Skiers represent the majority of deaths in inbounds slides in Nevada, California, Colorado, Utah, Idaho and Wyoming. Lawsuits have been filed against Vail Resorts in Colorado, Jackson Hole Mountain Resort in Wyoming and the Canyons Resort in Utah, just to name a few. The lawsuits are in various stages of development, each with their own unique arguments.
The practice of suing a ski resort is much more prevalent in the United States than it is in Europe. That is likely because Americans are quick to sue and because ski areas in Europe are limited in liability. ESPN writer Devon O’Neil points out that it is uncertain how these cases may affect the ski industry. “Insurance premiums could go up, which could increase lift ticket prices. Terrain openings at resorts could become more restrictive and cautious, with increased documentation of snow-safety work.”

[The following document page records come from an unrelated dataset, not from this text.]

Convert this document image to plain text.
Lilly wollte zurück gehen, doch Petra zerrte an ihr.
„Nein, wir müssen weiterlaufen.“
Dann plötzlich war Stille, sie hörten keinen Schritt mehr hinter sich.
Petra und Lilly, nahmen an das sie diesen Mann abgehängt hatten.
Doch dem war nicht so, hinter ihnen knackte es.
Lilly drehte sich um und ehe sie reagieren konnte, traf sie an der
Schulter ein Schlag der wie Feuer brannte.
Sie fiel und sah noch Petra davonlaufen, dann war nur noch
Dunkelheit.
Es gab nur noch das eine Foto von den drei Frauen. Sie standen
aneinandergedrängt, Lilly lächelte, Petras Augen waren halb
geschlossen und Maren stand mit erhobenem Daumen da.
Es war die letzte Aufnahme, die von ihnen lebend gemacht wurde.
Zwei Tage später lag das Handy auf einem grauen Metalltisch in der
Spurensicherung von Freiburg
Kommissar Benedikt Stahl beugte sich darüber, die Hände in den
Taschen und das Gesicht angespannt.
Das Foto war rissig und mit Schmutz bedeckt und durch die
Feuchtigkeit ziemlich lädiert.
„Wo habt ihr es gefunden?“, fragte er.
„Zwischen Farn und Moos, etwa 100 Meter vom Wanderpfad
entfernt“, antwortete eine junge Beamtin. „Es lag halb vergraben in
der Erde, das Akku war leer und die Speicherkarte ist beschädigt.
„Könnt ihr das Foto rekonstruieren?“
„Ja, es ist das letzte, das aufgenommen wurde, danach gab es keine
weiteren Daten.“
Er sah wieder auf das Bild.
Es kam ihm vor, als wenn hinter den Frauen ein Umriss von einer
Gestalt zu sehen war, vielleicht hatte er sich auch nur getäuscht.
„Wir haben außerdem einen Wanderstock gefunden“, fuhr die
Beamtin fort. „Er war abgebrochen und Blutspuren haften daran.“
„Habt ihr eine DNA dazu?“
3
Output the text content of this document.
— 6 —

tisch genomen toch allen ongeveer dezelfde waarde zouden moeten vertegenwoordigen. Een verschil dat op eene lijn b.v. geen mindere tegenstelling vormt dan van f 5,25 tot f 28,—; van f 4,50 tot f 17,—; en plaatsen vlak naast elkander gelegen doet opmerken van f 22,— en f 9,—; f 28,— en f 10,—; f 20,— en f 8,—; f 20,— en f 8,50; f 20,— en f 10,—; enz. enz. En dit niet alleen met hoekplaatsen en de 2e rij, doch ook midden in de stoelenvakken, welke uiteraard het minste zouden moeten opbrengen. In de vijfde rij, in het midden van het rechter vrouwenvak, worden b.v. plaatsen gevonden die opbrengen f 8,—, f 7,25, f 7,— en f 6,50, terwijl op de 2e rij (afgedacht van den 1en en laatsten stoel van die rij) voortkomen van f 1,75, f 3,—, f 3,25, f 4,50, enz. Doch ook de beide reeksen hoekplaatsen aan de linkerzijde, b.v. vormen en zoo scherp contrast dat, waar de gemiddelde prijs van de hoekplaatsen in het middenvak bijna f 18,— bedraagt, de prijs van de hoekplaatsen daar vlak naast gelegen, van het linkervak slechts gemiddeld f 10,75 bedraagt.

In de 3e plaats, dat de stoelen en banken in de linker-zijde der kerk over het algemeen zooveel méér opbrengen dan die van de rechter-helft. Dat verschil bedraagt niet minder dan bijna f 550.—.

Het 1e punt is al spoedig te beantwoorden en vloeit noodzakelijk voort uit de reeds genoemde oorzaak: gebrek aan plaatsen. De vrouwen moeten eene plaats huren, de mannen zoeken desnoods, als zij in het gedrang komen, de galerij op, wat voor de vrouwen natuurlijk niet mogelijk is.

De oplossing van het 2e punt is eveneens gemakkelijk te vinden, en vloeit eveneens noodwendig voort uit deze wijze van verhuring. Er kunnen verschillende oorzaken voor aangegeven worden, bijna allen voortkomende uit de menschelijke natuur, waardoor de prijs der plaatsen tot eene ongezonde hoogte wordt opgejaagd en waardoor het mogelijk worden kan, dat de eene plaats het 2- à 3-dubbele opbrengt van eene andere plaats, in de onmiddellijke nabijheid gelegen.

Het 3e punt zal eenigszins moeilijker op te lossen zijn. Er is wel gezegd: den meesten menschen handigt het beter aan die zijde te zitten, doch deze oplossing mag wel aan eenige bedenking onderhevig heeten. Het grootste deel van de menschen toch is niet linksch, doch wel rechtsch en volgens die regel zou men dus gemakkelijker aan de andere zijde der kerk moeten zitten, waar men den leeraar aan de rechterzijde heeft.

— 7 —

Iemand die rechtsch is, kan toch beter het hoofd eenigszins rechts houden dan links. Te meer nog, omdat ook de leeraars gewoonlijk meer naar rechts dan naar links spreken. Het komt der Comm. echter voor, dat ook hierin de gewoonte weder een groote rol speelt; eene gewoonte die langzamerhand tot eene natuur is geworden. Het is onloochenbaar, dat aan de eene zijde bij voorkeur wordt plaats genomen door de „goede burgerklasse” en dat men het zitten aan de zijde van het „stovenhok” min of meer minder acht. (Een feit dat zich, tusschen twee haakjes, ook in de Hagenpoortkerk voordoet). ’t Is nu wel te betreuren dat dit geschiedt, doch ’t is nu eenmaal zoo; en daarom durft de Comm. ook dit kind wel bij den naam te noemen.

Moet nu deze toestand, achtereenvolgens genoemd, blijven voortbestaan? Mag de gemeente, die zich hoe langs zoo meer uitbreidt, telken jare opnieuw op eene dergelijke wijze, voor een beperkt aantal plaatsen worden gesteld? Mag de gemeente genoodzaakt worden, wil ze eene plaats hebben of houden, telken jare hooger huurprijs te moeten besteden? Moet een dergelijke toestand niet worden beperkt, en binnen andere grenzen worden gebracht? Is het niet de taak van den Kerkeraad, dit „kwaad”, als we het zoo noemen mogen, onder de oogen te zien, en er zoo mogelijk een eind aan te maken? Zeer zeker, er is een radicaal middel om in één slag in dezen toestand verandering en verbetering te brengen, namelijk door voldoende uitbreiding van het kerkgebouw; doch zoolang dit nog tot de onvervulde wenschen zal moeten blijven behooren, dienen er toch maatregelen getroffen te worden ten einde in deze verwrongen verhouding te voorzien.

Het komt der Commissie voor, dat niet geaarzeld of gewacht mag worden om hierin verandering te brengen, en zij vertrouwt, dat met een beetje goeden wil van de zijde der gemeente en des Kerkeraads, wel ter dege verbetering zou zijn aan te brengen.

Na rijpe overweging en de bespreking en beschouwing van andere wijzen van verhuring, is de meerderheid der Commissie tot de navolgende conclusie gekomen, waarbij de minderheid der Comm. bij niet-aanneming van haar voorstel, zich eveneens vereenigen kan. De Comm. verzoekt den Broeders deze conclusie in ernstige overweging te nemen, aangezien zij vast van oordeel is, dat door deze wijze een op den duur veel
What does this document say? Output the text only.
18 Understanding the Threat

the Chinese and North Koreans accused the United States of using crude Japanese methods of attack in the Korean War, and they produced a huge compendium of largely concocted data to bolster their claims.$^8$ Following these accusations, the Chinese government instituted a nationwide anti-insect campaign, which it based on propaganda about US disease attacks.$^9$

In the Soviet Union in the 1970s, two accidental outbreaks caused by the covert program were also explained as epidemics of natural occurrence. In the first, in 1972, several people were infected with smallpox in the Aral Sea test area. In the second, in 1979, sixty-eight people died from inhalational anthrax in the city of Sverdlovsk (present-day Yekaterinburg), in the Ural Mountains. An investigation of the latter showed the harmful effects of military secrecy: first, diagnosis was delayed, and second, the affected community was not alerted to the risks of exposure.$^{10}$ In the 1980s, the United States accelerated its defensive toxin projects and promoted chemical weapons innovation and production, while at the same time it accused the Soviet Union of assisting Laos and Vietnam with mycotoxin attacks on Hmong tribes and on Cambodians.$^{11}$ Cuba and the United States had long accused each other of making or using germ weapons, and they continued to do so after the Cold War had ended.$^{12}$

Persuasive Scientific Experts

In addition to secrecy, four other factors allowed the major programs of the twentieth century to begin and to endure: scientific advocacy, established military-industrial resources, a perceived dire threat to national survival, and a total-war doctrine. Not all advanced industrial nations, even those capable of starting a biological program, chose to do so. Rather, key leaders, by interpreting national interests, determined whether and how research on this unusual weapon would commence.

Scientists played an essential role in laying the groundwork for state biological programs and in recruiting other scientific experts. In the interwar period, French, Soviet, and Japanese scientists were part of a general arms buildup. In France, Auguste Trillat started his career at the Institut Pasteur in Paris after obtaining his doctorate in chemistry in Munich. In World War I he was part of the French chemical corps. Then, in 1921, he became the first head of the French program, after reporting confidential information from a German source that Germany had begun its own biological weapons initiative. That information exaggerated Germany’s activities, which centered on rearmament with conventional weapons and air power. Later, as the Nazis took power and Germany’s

Yet, these relatively new lawsuits have met with a “complicated legal nature.” During investigation of fatal slides, experts “often evaluate what went wrong in backcountry accidents, but… they rarely do the same for inbounds incidents.” Fault must be proven against the resort of negligence to address any and every potential danger that could cause an avalanche, while the resort must prove that it did take the necessary steps. Lawyers are also trying to draw the line between what constitutes a resort’s liability for inbounds deaths.